Tuesday, March 29, 2016

The JNU Free Speech Controversy-1

The controversy over JNU and free speech leaves me somewhat bemused.  The hypocrisy on all sides of the debate is truly astounding.  What is common to all sides is that their idea of "free" speech is not so about any principles but about "convenient" speech.  For all sides in this debate, the only "free" speech they recognize is their own right to speak, the only speech they will defend is speech they agree with and all sides will oppose any "free" speech that disagrees with their orthodoxies.  A good example is a recent essay by two of my colleagues that I have responded to in a companion post, immediately following this post.  [I wanted to include it here but as it was getting a bit long, I split it into two posts]. Read these posts together. 

As for the political parties, the less said the better.  BJP leaders haven't exactly covered themselves in glory with their ill-advised statements and actions.  The BJP is today the only politically relevant centre-right political voice in the country and this episode once again demonstrates the crying need for a center-right alternative to the BJP that will be based on libertarian principles of limited government and freedom rather than the religion-based conservatism that the BJP represents.

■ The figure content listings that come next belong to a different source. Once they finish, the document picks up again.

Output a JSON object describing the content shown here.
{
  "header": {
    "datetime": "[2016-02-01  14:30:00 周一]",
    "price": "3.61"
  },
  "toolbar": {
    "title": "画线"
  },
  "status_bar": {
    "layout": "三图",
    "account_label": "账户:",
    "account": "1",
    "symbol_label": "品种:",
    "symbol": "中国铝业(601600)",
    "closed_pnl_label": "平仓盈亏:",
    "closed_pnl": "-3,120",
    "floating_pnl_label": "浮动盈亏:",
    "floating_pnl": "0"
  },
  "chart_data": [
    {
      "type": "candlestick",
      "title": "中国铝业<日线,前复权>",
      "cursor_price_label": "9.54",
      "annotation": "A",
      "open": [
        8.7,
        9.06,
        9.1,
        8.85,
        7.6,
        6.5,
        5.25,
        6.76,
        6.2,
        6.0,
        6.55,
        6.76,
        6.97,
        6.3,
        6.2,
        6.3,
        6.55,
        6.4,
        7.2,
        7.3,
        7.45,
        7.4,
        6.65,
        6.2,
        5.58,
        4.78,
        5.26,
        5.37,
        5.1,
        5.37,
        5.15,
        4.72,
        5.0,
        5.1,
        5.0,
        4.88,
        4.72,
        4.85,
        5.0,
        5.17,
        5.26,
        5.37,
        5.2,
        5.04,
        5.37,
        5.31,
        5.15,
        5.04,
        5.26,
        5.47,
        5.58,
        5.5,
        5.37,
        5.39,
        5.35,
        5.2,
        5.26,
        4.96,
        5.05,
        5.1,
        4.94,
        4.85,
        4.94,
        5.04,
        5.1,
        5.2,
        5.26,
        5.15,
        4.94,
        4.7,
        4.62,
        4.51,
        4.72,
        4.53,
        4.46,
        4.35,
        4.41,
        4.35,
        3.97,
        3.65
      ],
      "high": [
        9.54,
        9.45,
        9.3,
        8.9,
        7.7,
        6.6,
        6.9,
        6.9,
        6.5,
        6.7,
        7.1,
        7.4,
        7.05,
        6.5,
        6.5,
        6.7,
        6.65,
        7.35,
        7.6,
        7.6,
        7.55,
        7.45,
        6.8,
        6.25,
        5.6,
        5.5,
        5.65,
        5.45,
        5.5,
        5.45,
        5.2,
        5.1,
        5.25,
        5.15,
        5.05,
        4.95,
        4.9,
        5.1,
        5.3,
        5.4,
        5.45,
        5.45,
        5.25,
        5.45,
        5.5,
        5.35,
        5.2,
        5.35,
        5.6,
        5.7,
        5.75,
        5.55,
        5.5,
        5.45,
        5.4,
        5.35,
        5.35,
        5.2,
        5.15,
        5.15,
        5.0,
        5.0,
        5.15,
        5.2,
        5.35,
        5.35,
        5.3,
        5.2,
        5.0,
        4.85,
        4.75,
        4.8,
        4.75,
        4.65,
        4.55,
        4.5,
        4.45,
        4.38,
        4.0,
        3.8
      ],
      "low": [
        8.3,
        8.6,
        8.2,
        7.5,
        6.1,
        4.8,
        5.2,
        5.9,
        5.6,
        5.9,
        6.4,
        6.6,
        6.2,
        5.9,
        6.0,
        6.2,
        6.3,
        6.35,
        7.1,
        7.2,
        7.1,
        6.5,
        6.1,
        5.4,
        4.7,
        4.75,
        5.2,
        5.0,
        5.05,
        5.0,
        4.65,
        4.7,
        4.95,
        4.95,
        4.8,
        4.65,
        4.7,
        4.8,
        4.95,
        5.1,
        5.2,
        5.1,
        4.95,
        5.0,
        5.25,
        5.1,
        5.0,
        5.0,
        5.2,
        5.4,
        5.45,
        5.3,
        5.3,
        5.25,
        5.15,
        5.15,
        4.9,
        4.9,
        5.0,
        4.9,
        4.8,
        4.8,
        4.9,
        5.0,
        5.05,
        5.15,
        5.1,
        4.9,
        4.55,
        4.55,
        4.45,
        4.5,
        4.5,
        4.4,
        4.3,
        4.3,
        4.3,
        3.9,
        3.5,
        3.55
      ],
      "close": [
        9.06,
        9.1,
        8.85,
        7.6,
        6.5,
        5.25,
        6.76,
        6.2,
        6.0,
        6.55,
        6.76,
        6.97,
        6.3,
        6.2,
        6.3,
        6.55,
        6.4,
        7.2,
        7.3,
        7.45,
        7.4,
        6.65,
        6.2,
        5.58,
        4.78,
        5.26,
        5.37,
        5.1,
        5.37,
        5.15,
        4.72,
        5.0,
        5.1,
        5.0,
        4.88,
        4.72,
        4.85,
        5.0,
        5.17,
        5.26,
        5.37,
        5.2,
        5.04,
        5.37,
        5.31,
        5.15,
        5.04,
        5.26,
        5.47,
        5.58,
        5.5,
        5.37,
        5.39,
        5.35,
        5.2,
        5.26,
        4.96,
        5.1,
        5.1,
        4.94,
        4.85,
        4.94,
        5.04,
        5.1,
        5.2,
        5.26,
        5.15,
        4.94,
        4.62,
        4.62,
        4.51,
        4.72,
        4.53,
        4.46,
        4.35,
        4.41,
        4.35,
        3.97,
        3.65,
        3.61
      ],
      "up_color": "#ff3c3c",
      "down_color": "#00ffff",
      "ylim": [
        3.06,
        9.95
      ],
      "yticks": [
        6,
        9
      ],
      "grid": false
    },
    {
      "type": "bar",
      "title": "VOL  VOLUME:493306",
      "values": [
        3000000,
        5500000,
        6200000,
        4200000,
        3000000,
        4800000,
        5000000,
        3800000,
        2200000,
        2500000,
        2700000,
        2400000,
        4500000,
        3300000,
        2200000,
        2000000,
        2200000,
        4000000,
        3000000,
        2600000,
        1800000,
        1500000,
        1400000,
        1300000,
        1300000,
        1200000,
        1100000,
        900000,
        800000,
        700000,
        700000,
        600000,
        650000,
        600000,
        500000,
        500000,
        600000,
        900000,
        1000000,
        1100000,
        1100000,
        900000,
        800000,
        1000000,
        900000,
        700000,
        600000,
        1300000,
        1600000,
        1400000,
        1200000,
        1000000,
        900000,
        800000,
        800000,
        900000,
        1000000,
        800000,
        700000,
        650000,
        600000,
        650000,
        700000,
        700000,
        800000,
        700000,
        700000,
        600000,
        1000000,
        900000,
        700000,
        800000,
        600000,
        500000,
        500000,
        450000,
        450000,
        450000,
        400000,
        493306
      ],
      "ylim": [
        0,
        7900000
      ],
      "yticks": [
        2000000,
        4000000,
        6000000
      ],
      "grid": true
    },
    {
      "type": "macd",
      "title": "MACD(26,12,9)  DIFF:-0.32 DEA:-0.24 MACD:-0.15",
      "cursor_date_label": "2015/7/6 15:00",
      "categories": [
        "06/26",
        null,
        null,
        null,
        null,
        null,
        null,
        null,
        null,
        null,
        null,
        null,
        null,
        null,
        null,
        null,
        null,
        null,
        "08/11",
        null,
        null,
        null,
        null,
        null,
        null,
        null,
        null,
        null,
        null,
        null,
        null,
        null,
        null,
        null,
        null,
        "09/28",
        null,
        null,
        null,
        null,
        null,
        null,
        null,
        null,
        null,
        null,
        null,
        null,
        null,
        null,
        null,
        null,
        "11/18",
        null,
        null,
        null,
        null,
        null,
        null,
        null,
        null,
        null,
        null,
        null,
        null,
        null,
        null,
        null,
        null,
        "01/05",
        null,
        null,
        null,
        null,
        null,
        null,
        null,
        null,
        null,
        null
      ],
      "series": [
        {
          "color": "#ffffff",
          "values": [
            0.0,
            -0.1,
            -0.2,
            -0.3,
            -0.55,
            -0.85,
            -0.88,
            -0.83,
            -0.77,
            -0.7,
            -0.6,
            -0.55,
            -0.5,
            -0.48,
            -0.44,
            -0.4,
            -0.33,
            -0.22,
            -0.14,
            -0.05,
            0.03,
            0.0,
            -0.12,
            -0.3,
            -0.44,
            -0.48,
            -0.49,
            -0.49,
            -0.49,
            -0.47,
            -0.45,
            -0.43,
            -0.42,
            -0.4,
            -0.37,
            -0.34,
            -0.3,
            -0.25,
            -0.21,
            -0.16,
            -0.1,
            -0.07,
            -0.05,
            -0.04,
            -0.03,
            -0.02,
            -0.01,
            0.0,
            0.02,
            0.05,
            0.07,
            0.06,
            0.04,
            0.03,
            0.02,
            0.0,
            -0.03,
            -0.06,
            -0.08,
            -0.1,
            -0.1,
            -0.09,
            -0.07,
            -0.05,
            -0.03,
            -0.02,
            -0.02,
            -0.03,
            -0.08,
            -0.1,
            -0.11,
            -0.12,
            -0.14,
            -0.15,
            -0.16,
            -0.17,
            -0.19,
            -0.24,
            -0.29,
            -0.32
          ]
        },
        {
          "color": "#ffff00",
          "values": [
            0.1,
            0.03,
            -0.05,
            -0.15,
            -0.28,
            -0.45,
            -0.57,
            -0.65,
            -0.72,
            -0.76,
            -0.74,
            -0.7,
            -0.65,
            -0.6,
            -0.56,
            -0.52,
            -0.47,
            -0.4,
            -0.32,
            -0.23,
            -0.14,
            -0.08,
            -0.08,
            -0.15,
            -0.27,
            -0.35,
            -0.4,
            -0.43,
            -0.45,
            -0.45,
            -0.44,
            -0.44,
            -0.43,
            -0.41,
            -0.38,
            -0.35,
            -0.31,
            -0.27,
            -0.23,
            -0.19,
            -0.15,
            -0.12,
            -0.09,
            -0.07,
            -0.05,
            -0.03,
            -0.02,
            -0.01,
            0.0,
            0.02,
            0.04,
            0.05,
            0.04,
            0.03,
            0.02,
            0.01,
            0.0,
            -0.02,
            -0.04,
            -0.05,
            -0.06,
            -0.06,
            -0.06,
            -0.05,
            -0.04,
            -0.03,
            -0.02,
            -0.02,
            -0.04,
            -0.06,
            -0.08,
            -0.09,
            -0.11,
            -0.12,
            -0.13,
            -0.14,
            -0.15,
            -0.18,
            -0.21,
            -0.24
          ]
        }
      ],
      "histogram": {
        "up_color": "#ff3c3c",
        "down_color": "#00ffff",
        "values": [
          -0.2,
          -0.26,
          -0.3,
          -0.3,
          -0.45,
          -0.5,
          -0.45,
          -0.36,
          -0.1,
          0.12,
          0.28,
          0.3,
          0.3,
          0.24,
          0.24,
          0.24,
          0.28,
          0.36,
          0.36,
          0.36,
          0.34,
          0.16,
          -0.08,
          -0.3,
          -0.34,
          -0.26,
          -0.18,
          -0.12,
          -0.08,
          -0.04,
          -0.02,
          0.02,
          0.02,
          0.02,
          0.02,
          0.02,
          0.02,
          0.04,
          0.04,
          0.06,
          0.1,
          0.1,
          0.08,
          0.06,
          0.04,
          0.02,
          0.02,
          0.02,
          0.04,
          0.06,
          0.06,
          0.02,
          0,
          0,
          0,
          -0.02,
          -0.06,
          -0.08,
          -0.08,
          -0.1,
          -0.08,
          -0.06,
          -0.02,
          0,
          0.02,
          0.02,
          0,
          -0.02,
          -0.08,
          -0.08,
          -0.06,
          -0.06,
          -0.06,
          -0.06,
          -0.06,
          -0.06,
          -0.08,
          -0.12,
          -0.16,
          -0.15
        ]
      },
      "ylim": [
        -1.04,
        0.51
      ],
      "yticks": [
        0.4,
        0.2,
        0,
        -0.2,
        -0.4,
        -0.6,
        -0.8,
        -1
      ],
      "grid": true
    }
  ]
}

And then we have the Congress, which has spent the better part of its several decades of rule banning anything that any section of the population had any objection to, now suddenly masquerading as a defender of free speech!  As for the Left parties, that they can even mouth "free speech" without bursting into flames is a wonder.  It would all be comical if it weren't so tragic. 

The JNU Free Speech Controversy-2

This is a continuation of my previous post about free speech in JNU.  As I mentioned there, Happymon Jacob and A.K. Ramakrishnan, both colleagues at the School of International Studies, JNU, wrote recently in the India Express about threats to free speech in Indian universities.  They argued that what was happening to JNU was part of a pattern and that the very idea of the university was under attack.  This was rich, I thought, considering that the Left has hardly a great record as defenders of free speech.  I wrote a response to their essay and send it to the Indian Express immediately but since Indian Express has not published it, I am posting it here in full. 

JNU and the Myth of Academic Freedom

Two of my esteemed colleagues from JNU argued in these pages a few days back (Happymon Jacob and AK Ramakrishnan, “There’s A Cop in My Class”, February 27, 2016) that the very idea of the university is under threat from the BJP government, that the attack on JNU is part of larger attack on “academic spaces and intellectual freedom”.  I hold no brief for the BJP government, and I fully support the right to free speech, especially when it is speech with which I disagree (such as some of slogans that were shouted in JNU on February 9).